Zero-shot Safety Prediction for Autonomous Robots with Foundation World Models
Zhenjiang Mao, Siqi Dai, Yuang Geng, Ivan Ruchkin
TL;DR
This work tackles safety prediction for autonomous robots using world models by introducing foundation world models that align observations with causally meaningful latent representations via segmentation (SAM) and a training-free latent predictor (LLM). The approach replaces opaque pixel-based evaluation with an object-centric centroid-distance metric and enables zero-shot forecasting of future states through a prompt-assembly mechanism for LLMs, reducing data needs and mitigating distribution shift. Evaluations on cart-pole and lunar lander benchmarks show competitive safety performance against supervised methods and improvements over standard world models, especially in long-horizon predictions, while highlighting some limitations due to prompt length and data constraints. Overall, the method advances safety-critical robotics by leveraging foundation models to produce interpretable latent states and zero-shot safety predictions with practical implications for data-efficient, safer autonomous systems.
Abstract
A world model creates a surrogate world to train a controller and predict safety violations by learning the internal dynamic model of systems.

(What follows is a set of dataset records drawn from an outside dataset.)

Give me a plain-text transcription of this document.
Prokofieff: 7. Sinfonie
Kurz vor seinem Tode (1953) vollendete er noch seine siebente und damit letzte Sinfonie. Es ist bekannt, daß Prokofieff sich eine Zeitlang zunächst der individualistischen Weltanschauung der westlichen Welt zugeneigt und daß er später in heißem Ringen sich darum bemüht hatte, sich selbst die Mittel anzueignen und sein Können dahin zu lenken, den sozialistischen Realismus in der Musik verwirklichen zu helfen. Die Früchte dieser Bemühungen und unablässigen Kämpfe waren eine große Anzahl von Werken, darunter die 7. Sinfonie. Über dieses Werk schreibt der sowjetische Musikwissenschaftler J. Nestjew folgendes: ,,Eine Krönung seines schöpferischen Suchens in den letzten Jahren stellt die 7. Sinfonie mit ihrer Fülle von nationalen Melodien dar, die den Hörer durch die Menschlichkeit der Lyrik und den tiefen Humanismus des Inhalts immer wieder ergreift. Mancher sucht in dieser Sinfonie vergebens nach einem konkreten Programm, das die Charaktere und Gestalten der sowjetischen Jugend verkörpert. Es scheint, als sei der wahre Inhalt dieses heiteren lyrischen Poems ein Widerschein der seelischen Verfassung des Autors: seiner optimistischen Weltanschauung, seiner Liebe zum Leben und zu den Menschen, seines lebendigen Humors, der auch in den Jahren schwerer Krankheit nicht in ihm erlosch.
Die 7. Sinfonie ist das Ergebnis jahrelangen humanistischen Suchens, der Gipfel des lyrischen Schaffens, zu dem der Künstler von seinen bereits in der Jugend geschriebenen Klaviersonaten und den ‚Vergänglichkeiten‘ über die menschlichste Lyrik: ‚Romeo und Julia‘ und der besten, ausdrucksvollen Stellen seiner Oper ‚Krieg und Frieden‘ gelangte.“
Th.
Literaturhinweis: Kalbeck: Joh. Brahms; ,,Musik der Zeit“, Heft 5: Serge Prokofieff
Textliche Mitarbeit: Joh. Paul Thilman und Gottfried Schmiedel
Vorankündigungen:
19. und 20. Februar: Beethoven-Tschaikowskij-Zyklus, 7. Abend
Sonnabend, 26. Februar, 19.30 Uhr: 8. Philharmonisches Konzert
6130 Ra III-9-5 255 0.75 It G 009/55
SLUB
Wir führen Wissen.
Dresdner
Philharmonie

However, the existing world models rely solely on statistical learning of how observations change in response to actions, lacking precise quantification of how accurate the surrogate dynamics are, which poses a significant challenge in safety-critical systems. To address this challenge, we propose foundation world models that embed observations into meaningful and causally latent representations. This enables the surrogate dynamics to directly predict causal future states by leveraging a training-free large language model. In two common benchmarks, this novel model outperforms standard world models in the safety prediction task and has a performance comparable to supervised learning despite not using any data. We evaluate its performance with a more specialized and system-relevant metric by comparing estimated states instead of aggregating observation-wide error.